Returning to core themes, other films offer their own take on the journey toward identity and renewal. Duo by Meritxell Colell preserves the central motif of Con el viento, following a protagonist who reconnects with his past during a homecoming to Burgos with his elderly mother. Duo unfolds as a road map through fading towns of the Andean landscape where contact with ancestral essences triggers a search for self.

The woman portrayed by Laia Costa in Cinco Lobitos seeks shelter within her family home in Vizcaya, choosing to face postpartum challenges not alone but alongside a supportive circle. In El agua by Elena López Riera, the countryside becomes more than a backdrop; it embodies local color, traditions, and the rhythms of speech, places, and legends.

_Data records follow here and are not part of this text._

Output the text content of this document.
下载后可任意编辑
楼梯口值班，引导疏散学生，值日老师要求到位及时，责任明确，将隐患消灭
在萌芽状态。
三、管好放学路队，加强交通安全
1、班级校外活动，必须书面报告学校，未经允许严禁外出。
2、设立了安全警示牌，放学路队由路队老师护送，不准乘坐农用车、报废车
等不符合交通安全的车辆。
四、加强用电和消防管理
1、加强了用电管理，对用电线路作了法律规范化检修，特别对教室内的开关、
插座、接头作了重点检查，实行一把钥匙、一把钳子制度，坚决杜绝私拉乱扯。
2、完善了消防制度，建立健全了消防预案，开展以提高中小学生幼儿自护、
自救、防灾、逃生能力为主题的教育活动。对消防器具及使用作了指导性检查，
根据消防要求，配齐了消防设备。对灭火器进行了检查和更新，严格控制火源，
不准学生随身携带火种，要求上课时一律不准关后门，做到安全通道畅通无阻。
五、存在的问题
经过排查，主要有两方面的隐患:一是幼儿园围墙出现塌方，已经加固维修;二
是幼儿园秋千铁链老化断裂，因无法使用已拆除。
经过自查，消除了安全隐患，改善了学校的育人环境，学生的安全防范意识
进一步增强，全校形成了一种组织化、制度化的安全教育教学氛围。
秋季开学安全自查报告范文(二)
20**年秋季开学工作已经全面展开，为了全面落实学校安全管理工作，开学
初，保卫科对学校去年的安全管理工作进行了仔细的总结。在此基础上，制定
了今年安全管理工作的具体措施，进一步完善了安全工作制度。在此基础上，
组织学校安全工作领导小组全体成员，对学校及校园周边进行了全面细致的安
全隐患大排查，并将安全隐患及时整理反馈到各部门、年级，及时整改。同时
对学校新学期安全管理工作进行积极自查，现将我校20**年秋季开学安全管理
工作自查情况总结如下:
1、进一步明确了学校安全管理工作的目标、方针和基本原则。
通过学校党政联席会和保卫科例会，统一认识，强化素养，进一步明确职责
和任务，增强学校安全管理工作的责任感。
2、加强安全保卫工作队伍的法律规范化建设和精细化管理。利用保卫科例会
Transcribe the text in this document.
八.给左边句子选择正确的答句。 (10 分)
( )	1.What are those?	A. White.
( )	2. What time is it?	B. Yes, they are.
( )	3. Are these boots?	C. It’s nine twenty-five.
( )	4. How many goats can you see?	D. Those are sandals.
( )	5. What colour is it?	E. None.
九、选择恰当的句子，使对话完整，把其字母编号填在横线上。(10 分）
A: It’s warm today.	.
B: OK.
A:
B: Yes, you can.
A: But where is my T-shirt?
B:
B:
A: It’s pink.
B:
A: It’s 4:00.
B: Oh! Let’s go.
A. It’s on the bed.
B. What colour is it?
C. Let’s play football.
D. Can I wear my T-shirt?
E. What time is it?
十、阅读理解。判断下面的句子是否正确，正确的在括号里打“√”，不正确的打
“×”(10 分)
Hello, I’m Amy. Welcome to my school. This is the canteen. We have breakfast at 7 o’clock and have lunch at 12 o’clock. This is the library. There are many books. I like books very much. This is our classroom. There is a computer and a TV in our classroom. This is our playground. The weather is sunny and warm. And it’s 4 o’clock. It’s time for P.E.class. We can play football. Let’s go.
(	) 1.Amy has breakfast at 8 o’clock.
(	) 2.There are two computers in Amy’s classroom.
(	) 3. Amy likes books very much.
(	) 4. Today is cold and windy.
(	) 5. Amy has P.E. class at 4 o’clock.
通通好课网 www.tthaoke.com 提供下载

This film argues for the value of local roots and cultural memory, suggesting that tradition can anchor people in a world that feels unstable.

Across these stories, Spanish cinema continues to spotlight a shift in how communities understand place and belonging. The move from city to countryside is not just a change of scenery but a reflection on economic pressures, ecological concerns, and the evolving sense of home. The films gather a mosaic of voices—from farmers to new residents, from elders to the young—each contributing to a broader conversation about movement, memory, and the future of rural life in a changing Europe.